AI is making waves in health care and medicine. Does the technology have the potential for breakthroughs in how we tackle disease, dysfunction and aging?
AI is increasingly being utilized to solve significant problems in biology and medicine by organizing complex biological interactions beyond human capabilities. Notable examples include AlphaFold, which predicts protein structures and interactions rapidly, and AlphaGenome, which forecasts how gene variants contribute to genetic diseases. These AI-driven approaches are already finding broad applications in areas like cancer, Alzheimer’s disease, and pandemic response.
Current AI models are largely statistical, excelling at identifying correlations rather than cause-and-effect relationships, which limits their application scope in biology. The challenge lies in accurately capturing the causal mechanisms within the vast biological network. Solutions are emerging through hybrid computational frameworks that integrate existing structured knowledge (like fundamental laws of physics/chemistry/biology or disease mechanisms) with diverse multi-modal datasets, including images, quantitative data on metabolites/genes, and clinical records.
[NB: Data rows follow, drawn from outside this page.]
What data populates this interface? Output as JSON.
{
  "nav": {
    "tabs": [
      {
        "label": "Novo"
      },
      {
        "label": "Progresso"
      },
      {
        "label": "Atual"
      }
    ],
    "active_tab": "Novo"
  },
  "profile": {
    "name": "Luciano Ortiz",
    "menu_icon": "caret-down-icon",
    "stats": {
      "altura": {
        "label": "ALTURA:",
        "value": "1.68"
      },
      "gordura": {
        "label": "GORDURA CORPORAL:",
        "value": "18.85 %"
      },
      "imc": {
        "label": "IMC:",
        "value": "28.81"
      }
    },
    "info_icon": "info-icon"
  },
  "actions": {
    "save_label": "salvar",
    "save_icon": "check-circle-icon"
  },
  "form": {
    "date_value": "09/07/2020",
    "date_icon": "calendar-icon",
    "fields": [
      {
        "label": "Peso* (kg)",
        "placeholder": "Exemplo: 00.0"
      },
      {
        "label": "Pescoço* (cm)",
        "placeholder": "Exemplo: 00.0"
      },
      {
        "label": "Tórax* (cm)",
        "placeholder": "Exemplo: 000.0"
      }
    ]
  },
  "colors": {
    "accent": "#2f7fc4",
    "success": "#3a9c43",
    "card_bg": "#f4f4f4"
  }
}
Institutions like the Arc Institute are developing AI to understand cellular-level biological representations. They train models on extensive cell data (over 150 million cells) to decipher how gene networks determine cellular identity. By introducing controlled disruptions (perturbations), researchers observe direct cause-and-effect, compensatory mechanisms, and biological variations. This experimental data refines AI models to predict a statistical-causal representation of cell states, significantly accelerating progress in biology and medicine.
While causal-aware AI systems hold immense promise for accelerating drug discovery, personalizing treatments, and uncovering new biomedical solutions, significant hurdles remain. Biological systems are incredibly complex, characterized by high dimensionality, confounding variables, and inherent compensatory mechanisms that make distinguishing true causal evidence from mere correlation challenging. Additional obstacles include data scarcity, inconsistencies, biases in data collection, and profound ethical considerations surrounding AI's role in health and medicine, all of which complicate reliable implementation and translation of these systems into practical solutions.
The Biernaskie lab at the University of Calgary is leveraging these AI approaches to study antler regeneration in reindeer, with the ultimate goal of transferring this regenerative capability to humans. Their immediate focus is on regenerating healthy skin for burn survivors, aiming to drastically improve healing outcomes from severe, fibrotic scarring common in such injuries. Globally, many other labs are also committed to using AI to tackle complex health and medicine challenges through diverse methodologies, ranging from advanced data integration to robust validation frameworks and ethical guidelines, potentially heralding a transformative era for medical science.